4 . The heterogeneous information network link prediction device according to claim 3 , wherein the classification learning unit is adapted to obtain the instance corresponding to the sample in the test set by calculating the following formula on each type label. 5 . First vote received:

where ζ( _xi , l _j ) represents the votes obtained by the instance _xi on the label l _j , Clf _jk represents the binary classifier corresponding to the label pair (l _j , l _k ), indicates that the sample is correctly predicted as a negative example in the training subset, when Indicates that samples are correctly predicted as positives in the training subset.

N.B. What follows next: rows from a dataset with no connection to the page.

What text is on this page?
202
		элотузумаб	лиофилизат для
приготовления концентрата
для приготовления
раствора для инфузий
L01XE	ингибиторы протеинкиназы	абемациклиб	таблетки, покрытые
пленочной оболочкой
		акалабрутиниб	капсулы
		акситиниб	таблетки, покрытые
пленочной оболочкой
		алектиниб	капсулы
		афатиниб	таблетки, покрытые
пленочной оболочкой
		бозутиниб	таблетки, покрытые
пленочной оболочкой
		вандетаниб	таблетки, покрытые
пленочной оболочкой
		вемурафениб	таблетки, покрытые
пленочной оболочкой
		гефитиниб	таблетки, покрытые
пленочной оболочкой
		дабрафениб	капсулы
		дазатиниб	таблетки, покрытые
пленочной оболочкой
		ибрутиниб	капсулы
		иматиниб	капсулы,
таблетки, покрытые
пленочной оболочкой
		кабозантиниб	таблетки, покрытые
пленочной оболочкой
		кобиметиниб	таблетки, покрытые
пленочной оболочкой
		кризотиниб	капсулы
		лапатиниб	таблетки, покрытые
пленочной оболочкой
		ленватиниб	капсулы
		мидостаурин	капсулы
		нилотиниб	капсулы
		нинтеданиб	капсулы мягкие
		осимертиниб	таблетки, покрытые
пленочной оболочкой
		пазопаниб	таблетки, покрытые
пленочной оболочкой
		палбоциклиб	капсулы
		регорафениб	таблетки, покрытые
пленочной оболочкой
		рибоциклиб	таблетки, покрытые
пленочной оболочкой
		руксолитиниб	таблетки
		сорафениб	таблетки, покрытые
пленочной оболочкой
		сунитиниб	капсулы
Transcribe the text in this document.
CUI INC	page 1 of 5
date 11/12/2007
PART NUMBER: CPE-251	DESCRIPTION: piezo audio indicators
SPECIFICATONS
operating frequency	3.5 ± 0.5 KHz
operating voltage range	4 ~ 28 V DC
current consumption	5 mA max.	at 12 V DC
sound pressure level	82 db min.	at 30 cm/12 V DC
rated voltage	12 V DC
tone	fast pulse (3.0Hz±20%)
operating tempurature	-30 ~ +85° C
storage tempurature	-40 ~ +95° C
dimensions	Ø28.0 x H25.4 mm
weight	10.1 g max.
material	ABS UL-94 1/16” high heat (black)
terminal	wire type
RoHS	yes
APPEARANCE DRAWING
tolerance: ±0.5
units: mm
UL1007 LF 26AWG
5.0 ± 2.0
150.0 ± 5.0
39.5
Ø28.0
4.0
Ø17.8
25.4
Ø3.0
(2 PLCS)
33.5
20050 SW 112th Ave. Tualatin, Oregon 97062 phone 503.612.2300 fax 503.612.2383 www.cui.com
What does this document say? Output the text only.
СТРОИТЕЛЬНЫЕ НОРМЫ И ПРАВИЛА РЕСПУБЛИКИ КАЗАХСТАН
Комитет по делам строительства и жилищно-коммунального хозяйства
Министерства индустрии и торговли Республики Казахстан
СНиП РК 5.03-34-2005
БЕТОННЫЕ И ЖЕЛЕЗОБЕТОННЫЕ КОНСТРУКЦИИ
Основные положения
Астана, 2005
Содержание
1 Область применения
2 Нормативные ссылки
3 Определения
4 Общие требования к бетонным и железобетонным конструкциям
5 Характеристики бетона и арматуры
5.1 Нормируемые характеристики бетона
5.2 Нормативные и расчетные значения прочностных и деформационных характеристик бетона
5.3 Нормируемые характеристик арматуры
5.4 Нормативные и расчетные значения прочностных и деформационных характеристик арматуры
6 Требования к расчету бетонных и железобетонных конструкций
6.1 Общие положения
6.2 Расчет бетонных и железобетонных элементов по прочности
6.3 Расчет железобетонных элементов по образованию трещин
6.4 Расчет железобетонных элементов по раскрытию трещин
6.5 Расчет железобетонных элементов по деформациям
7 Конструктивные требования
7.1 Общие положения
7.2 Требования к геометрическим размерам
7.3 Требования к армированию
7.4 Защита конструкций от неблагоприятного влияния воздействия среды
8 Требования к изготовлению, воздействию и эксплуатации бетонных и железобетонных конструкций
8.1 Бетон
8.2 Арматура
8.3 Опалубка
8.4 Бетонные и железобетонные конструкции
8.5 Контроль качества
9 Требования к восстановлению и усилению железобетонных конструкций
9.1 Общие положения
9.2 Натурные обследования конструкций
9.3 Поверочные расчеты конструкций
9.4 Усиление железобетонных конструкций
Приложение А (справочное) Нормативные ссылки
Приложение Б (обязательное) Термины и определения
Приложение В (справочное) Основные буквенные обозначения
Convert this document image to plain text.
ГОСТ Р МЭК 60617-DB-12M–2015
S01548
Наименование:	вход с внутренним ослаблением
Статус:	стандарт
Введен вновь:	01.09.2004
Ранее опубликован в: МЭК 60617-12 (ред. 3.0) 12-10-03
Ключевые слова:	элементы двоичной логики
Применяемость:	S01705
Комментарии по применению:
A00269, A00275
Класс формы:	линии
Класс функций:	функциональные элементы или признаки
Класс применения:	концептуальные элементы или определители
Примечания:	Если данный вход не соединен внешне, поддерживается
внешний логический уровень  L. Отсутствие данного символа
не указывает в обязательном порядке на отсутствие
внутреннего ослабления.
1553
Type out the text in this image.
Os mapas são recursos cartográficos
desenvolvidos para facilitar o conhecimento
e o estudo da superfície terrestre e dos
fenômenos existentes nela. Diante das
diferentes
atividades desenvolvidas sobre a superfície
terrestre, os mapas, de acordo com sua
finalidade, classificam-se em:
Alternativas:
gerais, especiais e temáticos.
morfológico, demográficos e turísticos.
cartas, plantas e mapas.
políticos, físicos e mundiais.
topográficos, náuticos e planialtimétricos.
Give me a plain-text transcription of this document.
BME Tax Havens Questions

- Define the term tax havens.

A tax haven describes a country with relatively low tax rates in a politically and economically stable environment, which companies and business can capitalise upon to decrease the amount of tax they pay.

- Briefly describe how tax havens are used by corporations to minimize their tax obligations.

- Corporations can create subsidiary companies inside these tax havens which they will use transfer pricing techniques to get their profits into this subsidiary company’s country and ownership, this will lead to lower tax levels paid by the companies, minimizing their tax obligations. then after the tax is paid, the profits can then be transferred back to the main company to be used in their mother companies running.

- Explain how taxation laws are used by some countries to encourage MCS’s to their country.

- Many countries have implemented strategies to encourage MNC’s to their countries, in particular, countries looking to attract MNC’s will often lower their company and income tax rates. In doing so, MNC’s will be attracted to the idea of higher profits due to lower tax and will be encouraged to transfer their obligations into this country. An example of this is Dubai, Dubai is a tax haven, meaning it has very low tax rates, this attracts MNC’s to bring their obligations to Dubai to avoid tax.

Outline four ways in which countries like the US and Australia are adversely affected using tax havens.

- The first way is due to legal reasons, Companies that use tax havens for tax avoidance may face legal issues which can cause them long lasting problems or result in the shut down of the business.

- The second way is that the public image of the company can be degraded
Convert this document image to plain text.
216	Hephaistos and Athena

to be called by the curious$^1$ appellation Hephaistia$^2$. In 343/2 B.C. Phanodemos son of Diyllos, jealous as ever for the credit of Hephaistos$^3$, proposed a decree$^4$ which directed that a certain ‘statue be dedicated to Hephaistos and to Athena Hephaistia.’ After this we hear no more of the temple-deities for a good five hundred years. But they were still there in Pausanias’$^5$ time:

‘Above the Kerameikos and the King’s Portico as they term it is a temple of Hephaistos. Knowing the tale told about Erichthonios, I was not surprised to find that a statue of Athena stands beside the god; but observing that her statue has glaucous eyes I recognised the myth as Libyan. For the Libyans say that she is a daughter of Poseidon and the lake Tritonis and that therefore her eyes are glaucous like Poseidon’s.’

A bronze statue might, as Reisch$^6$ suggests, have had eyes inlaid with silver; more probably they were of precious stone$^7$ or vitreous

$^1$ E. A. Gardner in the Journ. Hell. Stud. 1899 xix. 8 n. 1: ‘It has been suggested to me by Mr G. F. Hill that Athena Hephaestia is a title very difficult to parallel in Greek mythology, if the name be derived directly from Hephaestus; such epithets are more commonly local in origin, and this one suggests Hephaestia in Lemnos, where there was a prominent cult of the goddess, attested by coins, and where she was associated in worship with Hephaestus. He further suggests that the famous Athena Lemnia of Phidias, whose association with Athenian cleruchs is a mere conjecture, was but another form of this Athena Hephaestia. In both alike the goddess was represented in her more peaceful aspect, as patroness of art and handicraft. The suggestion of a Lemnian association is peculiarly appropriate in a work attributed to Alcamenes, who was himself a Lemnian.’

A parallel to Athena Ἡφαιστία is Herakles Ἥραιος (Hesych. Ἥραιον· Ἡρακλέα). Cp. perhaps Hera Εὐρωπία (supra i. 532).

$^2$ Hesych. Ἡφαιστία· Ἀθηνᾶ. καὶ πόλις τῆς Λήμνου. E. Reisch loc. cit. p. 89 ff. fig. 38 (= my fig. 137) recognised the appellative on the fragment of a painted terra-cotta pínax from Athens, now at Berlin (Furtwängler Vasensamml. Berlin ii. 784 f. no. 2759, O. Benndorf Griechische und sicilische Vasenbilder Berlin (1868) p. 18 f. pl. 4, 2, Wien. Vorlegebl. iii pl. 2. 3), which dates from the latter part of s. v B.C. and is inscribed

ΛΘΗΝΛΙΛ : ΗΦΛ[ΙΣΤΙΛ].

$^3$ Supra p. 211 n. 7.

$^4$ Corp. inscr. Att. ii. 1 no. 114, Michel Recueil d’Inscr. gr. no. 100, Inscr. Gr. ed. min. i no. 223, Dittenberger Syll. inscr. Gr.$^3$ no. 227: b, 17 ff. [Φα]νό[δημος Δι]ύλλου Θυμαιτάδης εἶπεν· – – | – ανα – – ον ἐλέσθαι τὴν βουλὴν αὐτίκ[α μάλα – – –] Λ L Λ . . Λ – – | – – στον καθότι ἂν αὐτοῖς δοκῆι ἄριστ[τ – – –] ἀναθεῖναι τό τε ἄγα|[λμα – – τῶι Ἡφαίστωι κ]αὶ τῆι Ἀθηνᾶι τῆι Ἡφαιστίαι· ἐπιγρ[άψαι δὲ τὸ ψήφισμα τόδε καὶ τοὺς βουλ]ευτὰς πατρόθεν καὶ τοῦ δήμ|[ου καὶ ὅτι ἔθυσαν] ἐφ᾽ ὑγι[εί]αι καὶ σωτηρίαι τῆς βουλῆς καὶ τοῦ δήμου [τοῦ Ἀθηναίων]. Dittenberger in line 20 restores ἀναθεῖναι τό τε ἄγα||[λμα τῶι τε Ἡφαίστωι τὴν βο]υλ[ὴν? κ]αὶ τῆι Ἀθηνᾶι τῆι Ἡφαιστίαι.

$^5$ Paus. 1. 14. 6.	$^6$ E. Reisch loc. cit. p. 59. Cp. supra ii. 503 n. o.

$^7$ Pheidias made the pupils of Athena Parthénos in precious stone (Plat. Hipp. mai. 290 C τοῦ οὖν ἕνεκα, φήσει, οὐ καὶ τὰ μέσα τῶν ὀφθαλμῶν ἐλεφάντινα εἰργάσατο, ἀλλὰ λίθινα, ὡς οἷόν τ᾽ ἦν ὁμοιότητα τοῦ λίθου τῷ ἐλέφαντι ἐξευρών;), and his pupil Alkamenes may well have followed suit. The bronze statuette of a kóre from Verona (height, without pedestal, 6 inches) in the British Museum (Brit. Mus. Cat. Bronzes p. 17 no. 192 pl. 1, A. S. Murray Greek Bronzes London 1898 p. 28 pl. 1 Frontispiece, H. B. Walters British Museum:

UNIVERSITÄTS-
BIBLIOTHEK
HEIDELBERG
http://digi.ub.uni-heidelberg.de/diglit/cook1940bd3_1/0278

5. The heterogeneous information network link prediction device according to claim 4, wherein the classification learning unit is adapted to use the following formula to calculate the instance corresponding to the sample in the test set and obtain on each type label The second vote:

where ζ( _xi , l _j ) represents the unupdated votes obtained by the instance _xi on the label l _j , Clf _jk represents the binary classifier corresponding to the label pair (l _j , l _k ), Indicates that samples are correctly predicted as positives in the training subset.

6 . The heterogeneous information network link prediction device according to claim 5 , wherein the classification learning unit is adapted to calculate the instance corresponding to the sample in the test set using the following formula and obtain on each type label. 7 . The second vote:

where ζ ^* ( _xi , _ls ) represents the votes obtained by instance _xi on the virtual label _ls , Indicates that samples are correctly predicted as negatives in the training subset.

7. The heterogeneous information network link prediction device according to any one of claims 3 to 6, wherein the classification learning unit is adapted to use the following formula in the The first and second votes obtained on each type label and the third vote obtained on the virtual label determine the final multi-label classifier:

h(x)={l _j |ζ ^* (x, l _j )>ζ ^* (x, l _s )}

where h(x) denotes the multi-label classifier, l _j denotes the j-th type label, ζ ^* (x, l _j ) denotes the final vote obtained by instance x _i on label l _j , ζ ^* (x, l _s ) represents the votes obtained by instance _xi on the virtual label l _s .

8. The heterogeneous information network link prediction device according to any one of claims 3-6, further comprising:

A calculation output unit, adapted to calculate and output the dependency scores between the tag pairs.